IPN and SoundExchange for US digital performance
SoundExchange is the US neighbouring rights organisation that collects digital performance royalties for streaming on non-interactive internet radio services (Pandora, SiriusXM, iHeartRadio) and collects on behalf of performers and record labels. SoundExchange uses IPNs to identify performers for the purpose of routing income. UK artists with US digital radio airplay who are registered with PPL (and therefore have an IPN) can receive their SoundExchange income via the PPL-SoundExchange reciprocal agreement, without needing to separately register with SoundExchange — provided their PPL registration is complete and their recordings are correctly registered.
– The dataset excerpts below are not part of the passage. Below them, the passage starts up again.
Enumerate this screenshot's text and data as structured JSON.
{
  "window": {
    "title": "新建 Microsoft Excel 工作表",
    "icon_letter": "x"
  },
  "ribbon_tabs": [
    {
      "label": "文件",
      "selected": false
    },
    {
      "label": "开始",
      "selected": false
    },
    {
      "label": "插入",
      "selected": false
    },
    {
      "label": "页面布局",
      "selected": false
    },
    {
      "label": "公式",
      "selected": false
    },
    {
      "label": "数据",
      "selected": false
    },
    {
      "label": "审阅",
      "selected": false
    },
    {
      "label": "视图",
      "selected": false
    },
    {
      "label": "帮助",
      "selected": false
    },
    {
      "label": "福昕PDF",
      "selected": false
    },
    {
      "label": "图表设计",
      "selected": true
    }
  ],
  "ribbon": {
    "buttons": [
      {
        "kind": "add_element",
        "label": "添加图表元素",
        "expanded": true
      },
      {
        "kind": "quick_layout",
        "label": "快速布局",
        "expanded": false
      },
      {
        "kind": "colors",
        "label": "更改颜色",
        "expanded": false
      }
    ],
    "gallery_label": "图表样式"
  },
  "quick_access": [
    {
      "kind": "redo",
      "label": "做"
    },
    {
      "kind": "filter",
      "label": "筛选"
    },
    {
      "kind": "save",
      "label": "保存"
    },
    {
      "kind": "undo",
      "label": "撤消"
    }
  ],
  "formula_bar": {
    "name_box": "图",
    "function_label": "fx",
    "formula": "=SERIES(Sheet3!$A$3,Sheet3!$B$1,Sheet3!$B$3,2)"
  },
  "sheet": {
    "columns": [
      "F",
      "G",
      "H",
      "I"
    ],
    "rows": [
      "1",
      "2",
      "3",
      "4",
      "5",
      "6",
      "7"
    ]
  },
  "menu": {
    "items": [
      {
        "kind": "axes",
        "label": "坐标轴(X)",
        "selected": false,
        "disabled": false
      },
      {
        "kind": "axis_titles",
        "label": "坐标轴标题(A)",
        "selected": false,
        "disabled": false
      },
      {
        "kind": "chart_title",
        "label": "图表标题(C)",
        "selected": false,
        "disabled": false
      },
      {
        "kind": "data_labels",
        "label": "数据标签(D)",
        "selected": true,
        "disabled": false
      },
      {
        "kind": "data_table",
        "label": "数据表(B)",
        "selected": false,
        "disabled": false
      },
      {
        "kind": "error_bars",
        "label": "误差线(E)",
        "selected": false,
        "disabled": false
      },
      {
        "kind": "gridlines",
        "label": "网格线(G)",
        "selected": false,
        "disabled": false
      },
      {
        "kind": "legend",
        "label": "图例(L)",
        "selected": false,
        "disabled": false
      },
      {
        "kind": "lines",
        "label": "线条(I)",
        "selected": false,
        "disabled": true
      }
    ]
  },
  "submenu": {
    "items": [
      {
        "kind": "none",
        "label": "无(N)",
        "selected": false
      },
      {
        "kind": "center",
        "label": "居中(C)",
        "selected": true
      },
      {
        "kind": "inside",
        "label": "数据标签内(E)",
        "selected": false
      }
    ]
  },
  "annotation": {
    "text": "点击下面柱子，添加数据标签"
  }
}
Code Group Music includes IPN verification as part of its metadata administration service. Our catalog assessment checks whether your PPL registration includes a correct IPN and whether your performer credits are linked to your recordings in a way that enables international neighbouring rights matching. Start at codegroupmusic.co.uk/#catalog-assessment.
Frequently Asked Questions
Do I automatically get an IPN when I join PPL?
Yes. PPL assigns an IPN to performer members as part of the registration process. You can find your IPN in your PPL member portal. If you have been a PPL member for some time and have never checked, log in and verify your IPN is recorded correctly.
Is my IPN visible to other organisations?
Yes. Your IPN is shared with international SCAPR member societies via the VRDB (Virtual Recording Database), enabling international matching. This sharing is the mechanism that makes international neighbouring rights collection work.
Can I have an IPN without being a PPL member?
In the UK, IPNs are issued through PPL. If you are not a PPL member, you do not have a UK-assigned IPN. Registration with PPL as a performer is the action required to obtain an IPN.
Does my IPN change if I change my name?
No. Your IPN is a persistent identifier — it remains the same regardless of name changes. You would update your name in your PPL profile, and the IPN continues to link all recordings and royalty distributions to your identity.